La furgoneta ya estaba dando problemas antes de que tomáramos la autopista
Para cuando salimos de la segunda gasolinera, la puerta corredera había dejado de cerrarse y el cable auxiliar solo funcionaba si lo sostenías de cierta manera. No hablamos de eso. Todos guardaban sus palabras para el concierto, o al menos fingían hacerlo.
No formaba parte de la banda. Solo estaba allí para “documentar la gira”, sea lo que eso significara. La mayor parte del tiempo me sentaba atrás con una grabadora medio funcionando, escribiendo listas de canciones en los márgenes de los recibos de gasolina y tratando de no estorbar.
Las cosas se rompen en la carretera. A veces ese es el punto.
Para el tercer concierto, algo estaba mal. El baterista no lograba mantener el ritmo. El público en Harrisburg apenas se movía — unas pocas cabezas asintiendo, mayormente por cortesía. La banda no dijo nada después de cargar el equipo. Solo pasaron una bolsa de mezcla de frutos secos y miraron al suelo.
Esa noche, noté que uno de ellos se había atado un metrónomo vibratorio al tobillo durante la prueba de sonido. No dijo nada. Solo marcaba el tempo en silencio mientras el resto del lugar se gritaba encima. Lo que fuera que ayudara, pensé.
Nada suena nunca como quieres que suene
Hay un momento que sucede, a veces. Usualmente después de un set donde nada encaja y alguien está sangrando por un nudillo y el amplificador huele a que va a prenderse fuego. Le das play a la grabación en bruto, medio por despecho — y ahí está.
Una versión desordenada y gruñona de lo que querías tocar. Imperfecta. Desequilibrada. Viva.
Capté uno de esos momentos en un motel a las afueras de Allentown. La habitación olía a café quemado y toallas viejas. Nos sentamos en el suelo, escuchando una pista que casi se desmoronó a mitad de camino. Estaba mejor de lo que recordábamos.

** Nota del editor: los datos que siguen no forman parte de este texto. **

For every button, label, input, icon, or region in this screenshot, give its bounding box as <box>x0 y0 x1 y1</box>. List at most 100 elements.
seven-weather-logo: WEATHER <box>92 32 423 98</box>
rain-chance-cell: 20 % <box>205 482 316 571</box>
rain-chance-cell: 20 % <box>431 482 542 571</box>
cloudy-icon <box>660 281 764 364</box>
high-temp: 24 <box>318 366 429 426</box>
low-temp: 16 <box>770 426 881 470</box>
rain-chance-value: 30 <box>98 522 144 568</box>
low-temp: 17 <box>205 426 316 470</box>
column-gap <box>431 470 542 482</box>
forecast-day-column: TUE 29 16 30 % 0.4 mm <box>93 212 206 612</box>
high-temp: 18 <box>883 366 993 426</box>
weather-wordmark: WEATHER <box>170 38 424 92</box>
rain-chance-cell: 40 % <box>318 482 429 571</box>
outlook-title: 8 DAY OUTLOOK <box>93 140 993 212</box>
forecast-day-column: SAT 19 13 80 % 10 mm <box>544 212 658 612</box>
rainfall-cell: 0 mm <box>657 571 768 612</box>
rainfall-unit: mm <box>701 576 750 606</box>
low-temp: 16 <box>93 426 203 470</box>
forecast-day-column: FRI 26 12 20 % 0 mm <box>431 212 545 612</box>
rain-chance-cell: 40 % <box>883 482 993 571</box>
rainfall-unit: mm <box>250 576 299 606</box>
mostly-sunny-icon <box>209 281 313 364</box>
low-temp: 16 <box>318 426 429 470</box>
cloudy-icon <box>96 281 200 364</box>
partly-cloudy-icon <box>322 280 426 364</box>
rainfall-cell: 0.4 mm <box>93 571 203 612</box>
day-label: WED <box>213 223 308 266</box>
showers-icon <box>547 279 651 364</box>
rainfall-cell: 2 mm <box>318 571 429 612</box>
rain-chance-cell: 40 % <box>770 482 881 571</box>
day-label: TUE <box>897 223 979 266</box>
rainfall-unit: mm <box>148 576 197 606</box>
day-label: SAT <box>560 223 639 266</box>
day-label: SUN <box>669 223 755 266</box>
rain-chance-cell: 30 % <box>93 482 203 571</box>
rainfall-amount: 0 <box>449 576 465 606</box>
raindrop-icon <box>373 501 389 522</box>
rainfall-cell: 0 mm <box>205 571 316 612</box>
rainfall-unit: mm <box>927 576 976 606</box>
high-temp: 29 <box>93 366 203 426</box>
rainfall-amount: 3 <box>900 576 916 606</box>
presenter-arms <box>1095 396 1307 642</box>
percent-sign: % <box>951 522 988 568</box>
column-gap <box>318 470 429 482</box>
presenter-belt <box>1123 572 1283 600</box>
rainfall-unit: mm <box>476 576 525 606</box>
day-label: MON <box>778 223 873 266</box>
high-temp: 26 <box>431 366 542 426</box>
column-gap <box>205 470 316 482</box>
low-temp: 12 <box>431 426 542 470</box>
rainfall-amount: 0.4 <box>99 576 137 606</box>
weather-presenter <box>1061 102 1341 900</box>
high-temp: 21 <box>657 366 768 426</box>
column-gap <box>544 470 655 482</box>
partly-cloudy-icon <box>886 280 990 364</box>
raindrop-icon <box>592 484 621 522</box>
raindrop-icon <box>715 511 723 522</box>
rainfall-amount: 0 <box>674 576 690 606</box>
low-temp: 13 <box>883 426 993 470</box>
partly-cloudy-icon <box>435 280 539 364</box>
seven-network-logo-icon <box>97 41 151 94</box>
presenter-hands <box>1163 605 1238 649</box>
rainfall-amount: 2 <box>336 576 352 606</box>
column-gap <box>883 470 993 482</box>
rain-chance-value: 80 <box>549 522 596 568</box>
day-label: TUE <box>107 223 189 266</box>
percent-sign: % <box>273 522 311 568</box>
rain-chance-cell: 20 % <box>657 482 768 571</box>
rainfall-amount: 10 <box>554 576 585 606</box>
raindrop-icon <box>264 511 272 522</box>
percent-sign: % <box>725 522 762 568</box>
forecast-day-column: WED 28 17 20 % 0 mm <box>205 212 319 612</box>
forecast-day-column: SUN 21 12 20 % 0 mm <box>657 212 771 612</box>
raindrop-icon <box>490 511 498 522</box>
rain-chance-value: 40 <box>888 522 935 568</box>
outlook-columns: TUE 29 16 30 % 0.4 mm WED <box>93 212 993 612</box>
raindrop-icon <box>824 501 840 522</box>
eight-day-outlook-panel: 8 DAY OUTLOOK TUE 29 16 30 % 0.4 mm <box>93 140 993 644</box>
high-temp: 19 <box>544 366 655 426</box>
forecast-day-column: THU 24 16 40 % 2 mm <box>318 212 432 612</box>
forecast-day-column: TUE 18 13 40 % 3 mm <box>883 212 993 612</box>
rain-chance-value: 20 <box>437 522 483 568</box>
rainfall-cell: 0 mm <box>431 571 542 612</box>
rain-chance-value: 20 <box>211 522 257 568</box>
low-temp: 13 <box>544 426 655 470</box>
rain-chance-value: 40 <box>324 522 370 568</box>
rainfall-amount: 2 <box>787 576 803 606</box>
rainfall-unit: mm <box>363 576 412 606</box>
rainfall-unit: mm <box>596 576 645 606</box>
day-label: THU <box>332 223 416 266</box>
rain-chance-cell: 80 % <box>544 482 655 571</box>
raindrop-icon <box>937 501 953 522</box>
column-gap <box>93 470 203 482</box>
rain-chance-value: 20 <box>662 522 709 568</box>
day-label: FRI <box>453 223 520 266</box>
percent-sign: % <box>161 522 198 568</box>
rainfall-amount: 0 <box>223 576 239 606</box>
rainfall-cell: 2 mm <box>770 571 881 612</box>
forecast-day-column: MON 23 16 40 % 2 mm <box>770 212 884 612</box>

Empiezas a desvanecerte después de un rato
Para el último show, nadie hablaba mucho. Las cargas eran silenciosas. Las bromas internas cesaron. Todos olían a ropa que se había secado en un coche frío.
El show fue en un centro comunitario junto a una tienda de cebos. Durante la presentación, un perro ladró en medio de una canción y alguien lo convirtió en un sample vocal al instante. Realmente funcionó.
Después, alguien puso la grabación de la noche a través de los altavoces de la furgoneta. Todos simplemente escuchamos. Nadie lo dijo en voz alta, pero sabíamos — esa había salido bien.
Notas finales desde el asiento del pasajero
Girar no se siente como crees que será. Es más silencioso. Más extraño. Más sobre manejar pequeños fracasos y encontrar un ritmo de todos modos.
A veces, lo único que mantiene todo unido es cinta adhesiva, equipo barato y un sentido prestado de propósito. Pero cuando sucede — aunque sea una vez — hace que todas las señales perdidas, el café tibio y los cables rotos valgan la pena.
No es importante. No es profundo. Simplemente vale la pena.